Bagaimana rasanya melihat Ambon yang hancur lebur seperti sekarang?

Terus terang, apa yang terjadi di Ambon sekarang mengingatkan saya pada Timor Timur (Tim-Tim). Di Maluku, kita punya orang-orang dari Kepulauan Kei yang berdarah panas. Mereka menyerang dosen-dosen Islam, membakar rumah, dan membunuh seorang dosen pertanian dengan kejam. Orang Islam membalas, tapi tidak puas. Lalu mereka mau menyerang pelabuhan. Orang-orang Kei ini keterlaluan. Mereka datang melalui Banda dan memanah orang-orang dari laut.

Kok, menyebut-nyebut Tim-Tim. Anda pernah berkunjung ke sana pada masa perang?

Lo, saya berada di sana untuk menegosiasikan soal pembelian senjata. Banyak hal yang masih rahasia soal Tim-Tim ini. Tapi sebaiknya saya buka saja. Sejak awal kita sudah melakukan pendekatan yang salah: kita merebut daerah itu dengan penyerangan senjata. Waktu tahun 1975, saya bersama Kolonel Sugianto dari Badan Koordinasi Intelijen Negara membawa orang-orang Tim-Tim ke Malaysia.

Kenapa ke Malaysia?

Waktu itu, saya masih bergerak dalam program pemulihan hubungan Malaysia-Indonesia (Operasi Khusus Tim Penyelesaian Konfrontasi Indonesia Malaysia, 1969-1975). Pada waktu itu, Kolonel Sugianto menjadi petugas penghubung konfrontasi Malindo. Saya masuk dalam tim itu. Juga Benigno Aquino.

Seberapa jauh Malaysia campur tangan dalam urusan ini?

Malaysia mendukung. Tun Abdul Razak (saat itu menjadi kepala intelijen Malaysia) adalah teman baik saya, bekas kawan sekolah di London. Dia menganjurkan Soeharto agar cepat bergerak dan mengambil alih Tim-Tim ke pangkuan Ibu Pertiwi. Katanya, "Move! Hit it before too late" (bergeraklah sebelum terlambat).
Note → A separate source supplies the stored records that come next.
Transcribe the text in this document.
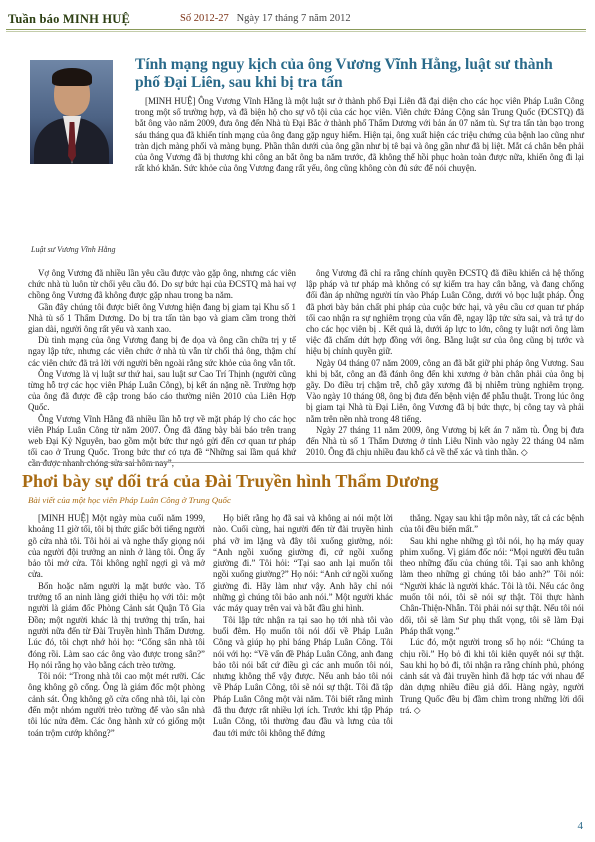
Tuần báo MINH HUỆ	Số 2012-27 Ngày 17 tháng 7 năm 2012
Luật sư Vương Vĩnh Hằng
Tính mạng nguy kịch của ông Vương Vĩnh Hằng, luật sư thành phố Đại Liên, sau khi bị tra tấn

[MINH HUỆ] Ông Vương Vĩnh Hằng là một luật sư ở thành phố Đại Liên đã đại diện cho các học viên Pháp Luân Công trong một số trường hợp, và đã biện hộ cho sự vô tội của các học viên. Viên chức Đảng Cộng sản Trung Quốc (ĐCSTQ) đã bắt ông vào năm 2009, đưa ông đến Nhà tù Đại Bắc ở thành phố Thẩm Dương với bản án 07 năm tù. Sự tra tấn tàn bạo trong sáu tháng qua đã khiến tính mạng của ông đang gặp nguy hiểm. Hiện tại, ông xuất hiện các triệu chứng của bệnh lao cũng như tràn dịch màng phổi và màng bụng. Phần thân dưới của ông gần như bị tê bại và ông gần như đã bị liệt. Mắt cá chân bên phải của ông Vương đã bị thương khi công an bắt ông ba năm trước, đã không thể hồi phục hoàn toàn được nữa, khiến ông đi lại rất khó khăn. Sức khỏe của ông Vương đang rất yếu, ông cũng không còn đủ sức để nói chuyện.

Vợ ông Vương đã nhiều lần yêu cầu được vào gặp ông, nhưng các viên chức nhà tù luôn từ chối yêu cầu đó. Do sự bức hại của ĐCSTQ mà hai vợ chồng ông Vương đã không được gặp nhau trong ba năm.

Gần đây chúng tôi được biết ông Vương hiện đang bị giam tại Khu số 1 Nhà tù số 1 Thẩm Dương. Do bị tra tấn tàn bạo và giam cầm trong thời gian dài, người ông rất yếu và xanh xao.

Dù tình mạng của ông Vương đang bị đe dọa và ông cần chữa trị y tế ngay lập tức, nhưng các viên chức ở nhà tù vẫn từ chối thả ông, thậm chí các viên chức đã trả lời với người bên ngoài rằng sức khỏe của ông vẫn tốt.

Ông Vương là vị luật sư thứ hai, sau luật sư Cao Trí Thịnh (người cũng từng hỗ trợ các học viên Pháp Luân Công), bị kết án nặng nề. Trường hợp của ông đã được đề cập trong báo cáo thường niên 2010 của Liên Hợp Quốc.

Ông Vương Vĩnh Hằng đã nhiều lần hỗ trợ về mặt pháp lý cho các học viên Pháp Luân Công từ năm 2007. Ông đã đăng bày bài báo trên trang web Đại Kỷ Nguyên, bao gồm một bức thư ngỏ gửi đến cơ quan tư pháp tối cao ở Trung Quốc. Trong bức thư có tựa đề “Những sai lầm quá khứ cần được nhanh chóng sửa sai hôm nay”,

ông Vương đã chỉ ra rằng chính quyền ĐCSTQ đã điều khiển cả hệ thống lập pháp và tư pháp mà không có sự kiểm tra hay cân bằng, và đang chống đối đàn áp những người tín vào Pháp Luân Công, dưới vỏ bọc luật pháp. Ông đã phơi bày bản chất phi pháp của cuộc bức hại, và yêu cầu cơ quan tư pháp tối cao nhận ra sự nghiêm trọng của vấn đề, ngay lập tức sửa sai, và trả tự do cho các học viên bị . Kết quả là, dưới áp lực to lớn, công ty luật nơi ông làm việc đã chấm dứt hợp đồng với ông. Bằng luật sư của ông cũng bị tước và hiệu bị chính quyền giữ.

Ngày 04 tháng 07 năm 2009, công an đã bắt giữ phi pháp ông Vương. Sau khi bị bắt, công an đã đánh ông đến khi xương ở bàn chân phải của ông bị gãy. Do điều trị chậm trễ, chỗ gãy xương đã bị nhiễm trùng nghiêm trọng. Vào ngày 10 tháng 08, ông bị đưa đến bệnh viện để phẫu thuật. Trong lúc ông bị giam tại Nhà tù Đại Liên, ông Vương đã bị bức thực, bị công tay và phải nằm trên nền nhà trong 48 tiếng.

Ngày 27 tháng 11 năm 2009, ông Vương bị kết án 7 năm tù. Ông bị đưa đến Nhà tù số 1 Thẩm Dương ở tỉnh Liêu Ninh vào ngày 22 tháng 04 năm 2010. Ông đã chịu nhiều đau khổ cả về thể xác và tinh thần. ◇

Phơi bày sự dối trá của Đài Truyền hình Thẩm Dương
Bài viết của một học viên Pháp Luân Công ở Trung Quốc

[MINH HUỆ] Một ngày mùa cuối năm 1999, khoảng 11 giờ tối, tôi bị thức giấc bởi tiếng người gõ cửa nhà tôi. Tôi hỏi ai và nghe thấy giọng nói của người đội trưởng an ninh ở làng tôi. Ông ấy bảo tôi mở cửa. Tôi không nghĩ ngợi gì và mở cửa.

Bốn hoặc năm người lạ mặt bước vào. Tổ trưởng tổ an ninh làng giới thiệu họ với tôi: một người là giám đốc Phòng Cảnh sát Quận Tô Gia Đồn; một người khác là thị trưởng thị trấn, hai người nữa đến từ Đài Truyền hình Thẩm Dương. Lúc đó, tôi chợt nhớ hỏi họ: “Cổng sân nhà tôi đóng rồi. Làm sao các ông vào được trong sân?” Họ nói rằng họ vào bằng cách trèo tường.

Tôi nói: “Trong nhà tôi cao một mét rưỡi. Các ông không gõ cổng. Ông là giám đốc một phòng cảnh sát. Ông không gõ cửa cổng nhà tôi, lại còn đến một nhóm người trèo tường để vào sân nhà tôi lúc nửa đêm. Các ông hành xử có giống một toán trộm cướp không?”

Họ biết rằng họ đã sai và không ai nói một lời nào. Cuối cùng, hai người đến từ đài truyền hình phá vỡ im lặng và đây tôi xuống giường, nói: “Anh ngồi xuống giường đi, cứ ngồi xuống giường đi.” Tôi hỏi: “Tại sao anh lại muốn tôi ngồi xuống giường?” Họ nói: “Anh cứ ngồi xuống giường đi. Hãy làm như vậy. Anh hãy chỉ nói những gì chúng tôi bảo anh nói.” Một người khác vác máy quay trên vai và bắt đầu ghi hình.

Tôi lập tức nhận ra tại sao họ tới nhà tôi vào buổi đêm. Họ muốn tôi nói dối về Pháp Luân Công và giúp họ phỉ báng Pháp Luân Công. Tôi nói với họ: “Về vấn đề Pháp Luân Công, anh đang bảo tôi nói bất cứ điều gì các anh muốn tôi nói, nhưng không thể vậy được. Nếu anh bảo tôi nói về Pháp Luân Công, tôi sẽ nói sự thật. Tôi đã tập Pháp Luân Công một vài năm. Tôi biết rằng mình đã thu được rất nhiều lợi ích. Trước khi tập Pháp Luân Công, tôi thường đau đầu và lưng của tôi đau tới mức tôi không thể đứng

thẳng. Ngay sau khi tập môn này, tất cả các bệnh của tôi đều biến mất.”

Sau khi nghe những gì tôi nói, họ hạ máy quay phim xuống. Vị giám đốc nói: “Mọi người đều tuân theo những đấu của chúng tôi. Tại sao anh không làm theo những gì chúng tôi bảo anh?” Tôi nói: “Người khác là người khác. Tôi là tôi. Nếu các ông muốn tôi nói, tôi sẽ nói sự thật. Tôi thực hành Chân-Thiện-Nhẫn. Tôi phải nói sự thật. Nếu tôi nói dối, tôi sẽ làm Sư phụ thất vọng, tôi sẽ làm Đại Pháp thất vọng.”

Lúc đó, một người trong số họ nói: “Chúng ta chịu rồi.” Họ bỏ đi khi tôi kiên quyết nói sự thật. Sau khi họ bỏ đi, tôi nhận ra rằng chính phủ, phóng cảnh sát và đài truyền hình đã hợp tác với nhau để dàn dựng nhiều điều giả dối. Hàng ngày, người Trung Quốc đều bị đầm chìm trong những lời dối trá. ◇

4
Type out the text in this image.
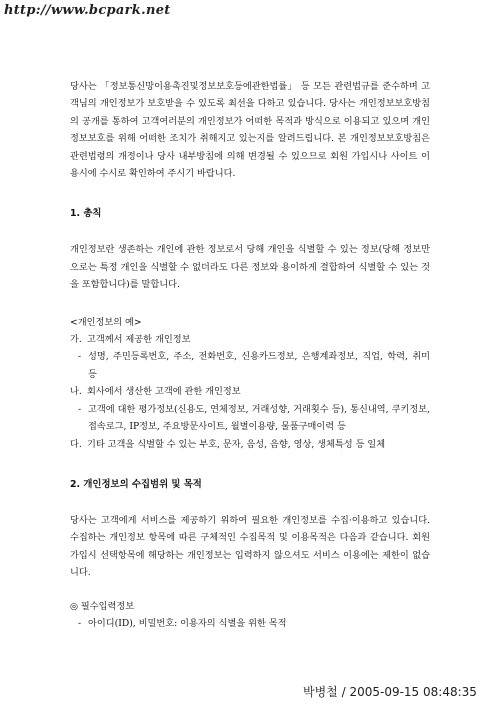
http://www.bcpark.net

당사는 「정보통신망이용촉진및정보보호등에관한법률」 등 모든 관련법규를 준수하며 고객님의 개인정보가 보호받을 수 있도록 최선을 다하고 있습니다. 당사는 개인정보보호방침의 공개를 통하여 고객여러분의 개인정보가 어떠한 목적과 방식으로 이용되고 있으며 개인정보보호를 위해 어떠한 조치가 취해지고 있는지를 알려드립니다. 본 개인정보보호방침은 관련법령의 개정이나 당사 내부방침에 의해 변경될 수 있으므로 회원 가입시나 사이트 이용시에 수시로 확인하여 주시기 바랍니다.

1. 총칙

개인정보란 생존하는 개인에 관한 정보로서 당해 개인을 식별할 수 있는 정보(당해 정보만으로는 특정 개인을 식별할 수 없더라도 다른 정보와 용이하게 결합하여 식별할 수 있는 것을 포함합니다)를 말합니다.

<개인정보의 예>
가. 고객께서 제공한 개인정보
- 성명, 주민등록번호, 주소, 전화번호, 신용카드정보, 은행계좌정보, 직업, 학력, 취미 등
나. 회사에서 생산한 고객에 관한 개인정보
- 고객에 대한 평가정보(신용도, 연체정보, 거래성향, 거래횟수 등), 통신내역, 쿠키정보, 접속로그, IP정보, 주요방문사이트, 월별이용량, 물품구매이력 등
다. 기타 고객을 식별할 수 있는 부호, 문자, 음성, 음향, 영상, 생체특성 등 일체
2. 개인정보의 수집범위 및 목적

당사는 고객에게 서비스를 제공하기 위하여 필요한 개인정보를 수집·이용하고 있습니다. 수집하는 개인정보 항목에 따른 구체적인 수집목적 및 이용목적은 다음과 같습니다. 회원가입시 선택항목에 해당하는 개인정보는 입력하지 않으셔도 서비스 이용에는 제한이 없습니다.

◎ 필수입력정보
- 아이디(ID), 비밀번호: 이용자의 식별을 위한 목적
박병철 / 2005-09-15 08:48:35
Apa alasan Tun Razak mengatakan itu?

Mereka takut nanti para eks PKI berkumpul di Tim-Tim dan menyusup ke Malaysia. Dukungan-dukungan ini membuat Amerika akhirnya setuju Indonesia menyerang. Syaratnya satu: tidak boleh memakai senjata NATO (Pakta Pertahanan Atlantik Utara). Akhirnya, kita putuskan, pakai senjata dari Malaysia saja. Jadi, kita buka hubungan soal itu. Tapi yang kemudian digunakan adalah senjata dari Israel, juga yang bikinan Cina. Kalau kita pakai senjata NATO dan Tim-Tim direbut, mereka bisa dituduh membantu persenjataan.

Dari pihak Indonesia, siapa yang memimpin operasionalnya?

Benny Moerdani. Tugasnya di Korea sebagai konsul jenderal berakhir tahun 1973. Kemudian dia kembali ke Indonesia mengambil alih pimpinan dinas intelijen. Jadi, penekanan operasi itu sebetulnya oleh Benny. Soeharto sendiri masih ogah-ogahan saat itu.

Mengapa begitu?

Soeharto baru mulai naik. Hubungan dengan Malaysia baru pulih. Dia takut bila ada isu-isu internasional yang miring tentang dia. Pak Harto kan masih cari nama.

Apa peran Anda?

Peran saya hanya sampai pada negosiasi dengan pihak Malaysia, mempertemukan pimpinan kita, Tan Sri Gazali, dan pimpinan Apodeti/UDT. Mario Carrascalao, antara lain, hadir dalam pertemuan-pertemuan itu. Ketika rencana itu sudah memasuki tahap operasional, saya sama sekali sudah tidak terlibat.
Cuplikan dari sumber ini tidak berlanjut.